The image forming apparatus according to claim 2, further comprising a photoelectric conversion unit. 4. A latent image forming means for forming a latent image on an image carrier based on image data, and a developing process for developing the latent image formed by the latent image forming means on the image carrier with a developer. Means, a developer adhesion amount calculation means for calculating a predicted value of an adhesion amount of the developer adhered on the image carrier by the development of the developing means from the image data, and a surface of the image carrier facing each other. And the latent image on the image carrier formed based on the image data used to calculate the predicted value of the developer adhesion amount in the developer adhesion amount calculation unit is developed by the development unit.
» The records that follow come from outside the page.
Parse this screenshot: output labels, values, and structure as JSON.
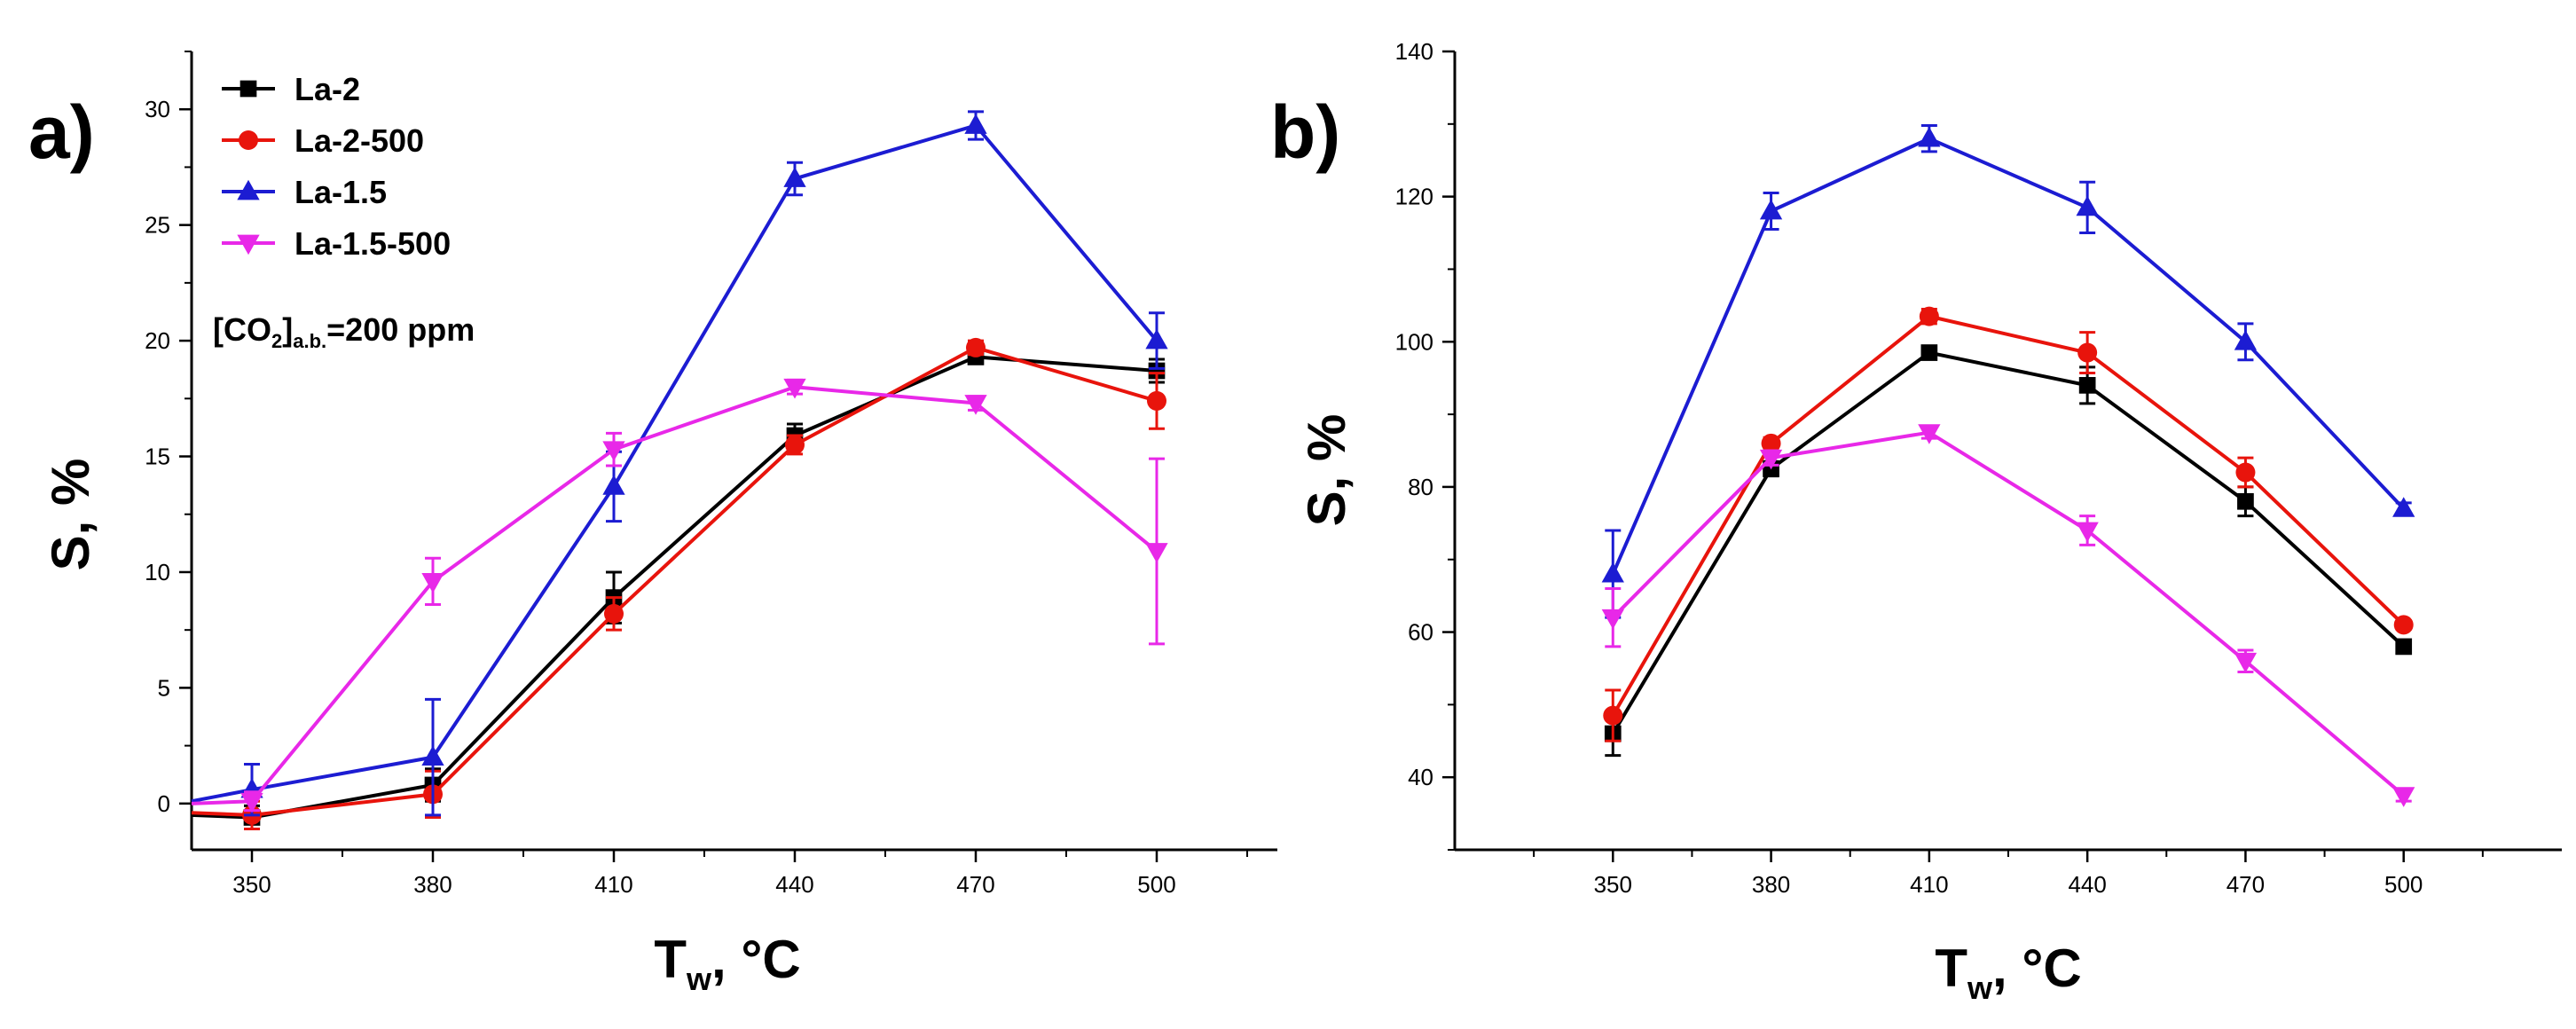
{
  "chart_data": [
    {
      "type": "line",
      "panel_label": "a)",
      "xlabel": "T",
      "xlabel_sub": "w",
      "xlabel_unit": ", °C",
      "ylabel": "S, %",
      "xlim": [
        340,
        520
      ],
      "ylim": [
        -2,
        32.5
      ],
      "xticks": [
        350,
        380,
        410,
        440,
        470,
        500
      ],
      "yticks": [
        0,
        5,
        10,
        15,
        20,
        25,
        30
      ],
      "annotation": {
        "prefix": "[CO",
        "sub1": "2",
        "mid": "]",
        "sub2": "a.b.",
        "suffix": "=200 ppm"
      },
      "legend_position": "top-left",
      "series": [
        {
          "name": "La-2",
          "color": "#000000",
          "marker": "square",
          "x": [
            340,
            350,
            380,
            410,
            440,
            470,
            500
          ],
          "y": [
            -0.5,
            -0.6,
            0.8,
            8.9,
            15.9,
            19.3,
            18.7
          ],
          "err": [
            0,
            0.5,
            0.7,
            1.1,
            0.5,
            0.3,
            0.5
          ]
        },
        {
          "name": "La-2-500",
          "color": "#e8140c",
          "marker": "circle",
          "x": [
            340,
            350,
            380,
            410,
            440,
            470,
            500
          ],
          "y": [
            -0.4,
            -0.5,
            0.4,
            8.2,
            15.5,
            19.7,
            17.4
          ],
          "err": [
            0,
            0.6,
            1.0,
            0.7,
            0.4,
            0.3,
            1.2
          ]
        },
        {
          "name": "La-1.5",
          "color": "#1c1cd2",
          "marker": "triangle-up",
          "x": [
            340,
            350,
            380,
            410,
            440,
            470,
            500
          ],
          "y": [
            0.1,
            0.6,
            2.0,
            13.7,
            27.0,
            29.3,
            20.0
          ],
          "err": [
            0,
            1.1,
            2.5,
            1.5,
            0.7,
            0.6,
            1.2
          ]
        },
        {
          "name": "La-1.5-500",
          "color": "#e828e8",
          "marker": "triangle-down",
          "x": [
            340,
            350,
            380,
            410,
            440,
            470,
            500
          ],
          "y": [
            0.0,
            0.1,
            9.6,
            15.3,
            18.0,
            17.3,
            10.9
          ],
          "err": [
            0,
            0.4,
            1.0,
            0.7,
            0.3,
            0.3,
            4.0
          ]
        }
      ]
    },
    {
      "type": "line",
      "panel_label": "b)",
      "xlabel": "T",
      "xlabel_sub": "w",
      "xlabel_unit": ", °C",
      "ylabel": "S, %",
      "xlim": [
        320,
        530
      ],
      "ylim": [
        30,
        140
      ],
      "xticks": [
        350,
        380,
        410,
        440,
        470,
        500
      ],
      "yticks": [
        40,
        60,
        80,
        100,
        120,
        140
      ],
      "series": [
        {
          "name": "La-2",
          "color": "#000000",
          "marker": "square",
          "x": [
            350,
            380,
            410,
            440,
            470,
            500
          ],
          "y": [
            46.0,
            82.5,
            98.5,
            94.0,
            78.0,
            58.0
          ],
          "err": [
            3.0,
            1.0,
            0.8,
            2.5,
            2.0,
            0.6
          ]
        },
        {
          "name": "La-2-500",
          "color": "#e8140c",
          "marker": "circle",
          "x": [
            350,
            380,
            410,
            440,
            470,
            500
          ],
          "y": [
            48.5,
            86.0,
            103.5,
            98.5,
            82.0,
            61.0
          ],
          "err": [
            3.5,
            0.8,
            1.0,
            2.8,
            2.0,
            0.6
          ]
        },
        {
          "name": "La-1.5",
          "color": "#1c1cd2",
          "marker": "triangle-up",
          "x": [
            350,
            380,
            410,
            440,
            470,
            500
          ],
          "y": [
            68.0,
            118.0,
            128.0,
            118.5,
            100.0,
            77.0
          ],
          "err": [
            6.0,
            2.5,
            1.8,
            3.5,
            2.5,
            0.8
          ]
        },
        {
          "name": "La-1.5-500",
          "color": "#e828e8",
          "marker": "triangle-down",
          "x": [
            350,
            380,
            410,
            440,
            470,
            500
          ],
          "y": [
            62.0,
            84.0,
            87.5,
            74.0,
            56.0,
            37.5
          ],
          "err": [
            4.0,
            1.0,
            0.8,
            2.0,
            1.5,
            0.8
          ]
        }
      ]
    }
  ]
}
The developer adhesion amount measuring means for measuring the adhesion amount of the adhered developer and the developer adhesion amount measuring means and the image carrier are provided so as to be openable and closable at the time of measurement of the developer adhesion amount measuring means. Other than the above, the developer adhesion amount measuring means and the image carrier are A shielding member for shielding the space, a comparing means for comparing the measured value of the developer adhesion amount measuring means and the predicted value calculated by the developer adhesion amount calculating means, and the latent value based on the comparison result of the comparing means. An image forming apparatus comprising: an image forming condition changing unit that changes an image forming condition in an image forming unit or a developing unit.